Hitting Govt-19, the colleges are making the unthinkable and cut-off deadline

When Kenneth Magor became president at Medellin College in 2015, he said the small, private school in Buffalo, New York, was “keeping the paycheck to paycheck.” Admission is low and small assets are flat.

Then came the corona virus infection. The campus closed and revenue fell 15%. Dr. Makour saw what he saw as an opportunity: with the approval of the Board of Trustees, the faculty manuscript was placed in it under the section “Acts of God.” He laid off several professors, downgraded the Homeland Security and Health Information Management programs, canceled the tenure’s lifetime job security and rewrote the faculty manual, the rules that governed the school for decades.

“I believe this is an opportunity to do more than just tinker around the edges. We need to be bold and decisive,” he wrote in a letter to teachers on April 15. “The future of a new paradigm of higher education.”

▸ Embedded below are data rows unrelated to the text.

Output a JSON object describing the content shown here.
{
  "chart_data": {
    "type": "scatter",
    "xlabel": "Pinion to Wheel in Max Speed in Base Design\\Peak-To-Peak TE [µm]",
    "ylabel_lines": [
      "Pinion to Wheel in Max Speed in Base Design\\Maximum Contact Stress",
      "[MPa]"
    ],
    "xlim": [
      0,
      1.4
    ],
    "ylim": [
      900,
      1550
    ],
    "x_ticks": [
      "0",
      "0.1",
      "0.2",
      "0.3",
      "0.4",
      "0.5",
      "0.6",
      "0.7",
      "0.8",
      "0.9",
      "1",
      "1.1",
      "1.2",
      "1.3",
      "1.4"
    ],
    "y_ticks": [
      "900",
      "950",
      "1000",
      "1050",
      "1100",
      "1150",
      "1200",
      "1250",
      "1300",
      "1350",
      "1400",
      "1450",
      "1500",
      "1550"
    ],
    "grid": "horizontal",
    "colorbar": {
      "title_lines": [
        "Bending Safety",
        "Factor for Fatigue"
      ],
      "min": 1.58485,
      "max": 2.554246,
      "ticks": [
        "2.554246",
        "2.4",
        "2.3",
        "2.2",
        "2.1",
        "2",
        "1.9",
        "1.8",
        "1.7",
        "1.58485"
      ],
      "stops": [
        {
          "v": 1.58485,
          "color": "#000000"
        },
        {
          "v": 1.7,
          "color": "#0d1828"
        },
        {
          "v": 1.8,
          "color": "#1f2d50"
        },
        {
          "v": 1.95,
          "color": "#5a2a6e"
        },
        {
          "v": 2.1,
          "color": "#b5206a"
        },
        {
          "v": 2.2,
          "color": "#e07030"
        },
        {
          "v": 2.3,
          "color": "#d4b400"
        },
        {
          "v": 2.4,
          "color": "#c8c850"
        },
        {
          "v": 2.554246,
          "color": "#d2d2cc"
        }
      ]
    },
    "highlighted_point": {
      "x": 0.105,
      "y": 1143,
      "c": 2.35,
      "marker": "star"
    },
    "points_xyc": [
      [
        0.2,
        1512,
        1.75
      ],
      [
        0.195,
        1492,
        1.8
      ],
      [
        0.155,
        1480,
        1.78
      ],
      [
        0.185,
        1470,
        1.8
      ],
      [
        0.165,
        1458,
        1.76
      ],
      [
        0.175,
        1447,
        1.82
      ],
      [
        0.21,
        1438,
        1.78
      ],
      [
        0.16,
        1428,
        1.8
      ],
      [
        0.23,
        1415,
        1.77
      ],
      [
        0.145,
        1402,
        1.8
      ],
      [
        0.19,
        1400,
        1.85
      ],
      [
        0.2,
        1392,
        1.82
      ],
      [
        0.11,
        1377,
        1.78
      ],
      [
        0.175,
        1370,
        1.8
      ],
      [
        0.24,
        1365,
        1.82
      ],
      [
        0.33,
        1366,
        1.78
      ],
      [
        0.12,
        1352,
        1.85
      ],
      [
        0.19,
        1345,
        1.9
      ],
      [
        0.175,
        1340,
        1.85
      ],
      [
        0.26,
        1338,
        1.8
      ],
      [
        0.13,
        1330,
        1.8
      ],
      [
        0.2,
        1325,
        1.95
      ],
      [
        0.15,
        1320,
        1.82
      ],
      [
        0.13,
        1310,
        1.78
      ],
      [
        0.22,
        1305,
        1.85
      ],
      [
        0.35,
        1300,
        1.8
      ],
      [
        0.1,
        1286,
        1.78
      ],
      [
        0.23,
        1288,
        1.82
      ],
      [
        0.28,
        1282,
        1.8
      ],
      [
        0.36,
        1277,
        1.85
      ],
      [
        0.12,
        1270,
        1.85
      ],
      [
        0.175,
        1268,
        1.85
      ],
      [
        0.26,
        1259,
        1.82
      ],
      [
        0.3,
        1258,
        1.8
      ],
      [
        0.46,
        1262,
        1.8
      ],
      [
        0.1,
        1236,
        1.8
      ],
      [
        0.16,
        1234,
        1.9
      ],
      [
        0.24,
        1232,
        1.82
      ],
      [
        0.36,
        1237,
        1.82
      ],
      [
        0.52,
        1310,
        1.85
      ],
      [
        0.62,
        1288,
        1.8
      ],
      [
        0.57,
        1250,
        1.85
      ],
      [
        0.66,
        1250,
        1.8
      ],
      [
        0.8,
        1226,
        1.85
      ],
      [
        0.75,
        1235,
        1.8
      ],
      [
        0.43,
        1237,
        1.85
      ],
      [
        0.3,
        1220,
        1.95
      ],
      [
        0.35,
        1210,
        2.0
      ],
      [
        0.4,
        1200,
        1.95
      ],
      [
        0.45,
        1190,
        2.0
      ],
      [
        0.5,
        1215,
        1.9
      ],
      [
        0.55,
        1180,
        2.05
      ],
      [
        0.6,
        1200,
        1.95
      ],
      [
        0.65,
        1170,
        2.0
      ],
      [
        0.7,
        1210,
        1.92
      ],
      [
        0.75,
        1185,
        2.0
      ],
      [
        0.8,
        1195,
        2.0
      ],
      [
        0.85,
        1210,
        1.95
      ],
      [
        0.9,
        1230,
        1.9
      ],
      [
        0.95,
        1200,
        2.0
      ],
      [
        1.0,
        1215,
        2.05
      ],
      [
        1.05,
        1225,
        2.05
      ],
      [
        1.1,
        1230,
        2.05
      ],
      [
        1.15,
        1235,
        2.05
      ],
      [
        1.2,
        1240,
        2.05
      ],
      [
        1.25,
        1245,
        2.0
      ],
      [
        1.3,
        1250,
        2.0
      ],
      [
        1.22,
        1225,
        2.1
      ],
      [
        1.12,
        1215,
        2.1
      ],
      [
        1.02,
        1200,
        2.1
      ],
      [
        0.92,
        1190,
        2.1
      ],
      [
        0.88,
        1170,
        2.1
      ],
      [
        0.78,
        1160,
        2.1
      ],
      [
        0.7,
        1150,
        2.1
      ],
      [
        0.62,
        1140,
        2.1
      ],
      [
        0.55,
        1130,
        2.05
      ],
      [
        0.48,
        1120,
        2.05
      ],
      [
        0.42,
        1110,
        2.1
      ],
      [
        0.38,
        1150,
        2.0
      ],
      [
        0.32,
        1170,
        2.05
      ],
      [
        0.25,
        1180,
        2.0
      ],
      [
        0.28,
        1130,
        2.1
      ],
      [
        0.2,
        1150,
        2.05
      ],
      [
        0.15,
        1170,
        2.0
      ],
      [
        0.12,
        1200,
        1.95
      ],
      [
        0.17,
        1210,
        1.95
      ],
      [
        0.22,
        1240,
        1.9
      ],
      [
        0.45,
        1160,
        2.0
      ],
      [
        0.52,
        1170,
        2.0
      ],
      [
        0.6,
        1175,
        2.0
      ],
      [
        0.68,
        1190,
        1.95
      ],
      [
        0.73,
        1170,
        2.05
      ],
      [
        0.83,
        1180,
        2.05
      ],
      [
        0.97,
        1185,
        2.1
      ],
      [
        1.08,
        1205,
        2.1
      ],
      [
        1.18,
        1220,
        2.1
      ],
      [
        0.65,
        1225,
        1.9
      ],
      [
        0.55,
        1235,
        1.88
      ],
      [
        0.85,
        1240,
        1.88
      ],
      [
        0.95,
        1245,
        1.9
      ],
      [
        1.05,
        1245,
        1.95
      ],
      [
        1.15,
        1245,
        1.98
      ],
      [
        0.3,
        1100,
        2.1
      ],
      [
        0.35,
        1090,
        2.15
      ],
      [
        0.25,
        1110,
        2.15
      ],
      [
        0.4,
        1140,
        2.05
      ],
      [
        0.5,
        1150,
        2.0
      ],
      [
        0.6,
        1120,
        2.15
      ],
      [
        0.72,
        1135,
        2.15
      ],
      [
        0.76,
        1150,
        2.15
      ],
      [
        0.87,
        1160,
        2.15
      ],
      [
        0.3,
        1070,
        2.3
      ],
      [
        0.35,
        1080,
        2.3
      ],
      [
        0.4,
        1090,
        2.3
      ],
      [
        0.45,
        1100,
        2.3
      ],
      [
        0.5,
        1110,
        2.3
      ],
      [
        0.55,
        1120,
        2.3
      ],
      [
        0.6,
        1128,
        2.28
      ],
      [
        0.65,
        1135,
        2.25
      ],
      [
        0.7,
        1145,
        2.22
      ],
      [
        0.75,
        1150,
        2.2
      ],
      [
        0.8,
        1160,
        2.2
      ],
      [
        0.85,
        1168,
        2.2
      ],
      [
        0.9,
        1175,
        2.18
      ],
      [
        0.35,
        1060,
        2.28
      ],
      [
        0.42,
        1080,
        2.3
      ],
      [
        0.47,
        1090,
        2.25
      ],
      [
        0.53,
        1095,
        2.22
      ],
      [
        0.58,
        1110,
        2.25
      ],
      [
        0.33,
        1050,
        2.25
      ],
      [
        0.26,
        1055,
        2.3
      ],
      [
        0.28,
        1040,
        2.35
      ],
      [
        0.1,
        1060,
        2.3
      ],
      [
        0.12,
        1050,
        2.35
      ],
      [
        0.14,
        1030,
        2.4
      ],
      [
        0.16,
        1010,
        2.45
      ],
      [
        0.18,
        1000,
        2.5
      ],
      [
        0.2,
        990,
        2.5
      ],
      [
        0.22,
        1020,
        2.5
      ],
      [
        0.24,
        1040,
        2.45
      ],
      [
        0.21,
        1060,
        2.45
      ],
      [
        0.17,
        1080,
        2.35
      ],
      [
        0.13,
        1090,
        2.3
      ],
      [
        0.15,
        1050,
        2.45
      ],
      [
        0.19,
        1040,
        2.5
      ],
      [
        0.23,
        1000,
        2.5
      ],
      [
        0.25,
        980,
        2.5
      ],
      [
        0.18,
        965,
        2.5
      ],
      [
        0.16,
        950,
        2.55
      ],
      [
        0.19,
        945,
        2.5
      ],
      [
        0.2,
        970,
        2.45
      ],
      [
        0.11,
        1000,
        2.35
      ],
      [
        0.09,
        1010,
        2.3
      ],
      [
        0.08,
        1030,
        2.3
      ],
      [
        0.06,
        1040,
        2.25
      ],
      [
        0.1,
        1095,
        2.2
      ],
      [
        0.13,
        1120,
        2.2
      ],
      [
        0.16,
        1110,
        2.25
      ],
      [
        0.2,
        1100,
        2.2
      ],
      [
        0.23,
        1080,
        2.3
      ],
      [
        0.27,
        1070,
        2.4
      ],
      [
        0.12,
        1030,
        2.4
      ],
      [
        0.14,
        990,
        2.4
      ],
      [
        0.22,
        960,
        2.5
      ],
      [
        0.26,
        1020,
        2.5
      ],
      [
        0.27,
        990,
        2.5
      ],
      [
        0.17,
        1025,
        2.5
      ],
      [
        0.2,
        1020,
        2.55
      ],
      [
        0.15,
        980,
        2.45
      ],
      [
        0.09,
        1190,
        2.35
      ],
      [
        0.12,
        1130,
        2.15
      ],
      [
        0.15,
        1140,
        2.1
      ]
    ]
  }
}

Dr. Makoor and Leaders Fighting colleges across the country Changes unimaginable, such as unilaterally cutting projects, dismissing professors, and dismissing working hours, are reacting to the epidemic. According to the Department of Labor, schools hired about 150,000 fewer workers in September than they did a year ago. This is a decline of almost 10%. Along the way, they are transforming the centuries-old higher education power structure.

These changes upset the “shared governance” model for running universities with roots in medieval Europe. The board of trustees finally said how a school should be run, but often address the issue of education to teachers who share power with administrators and teachers.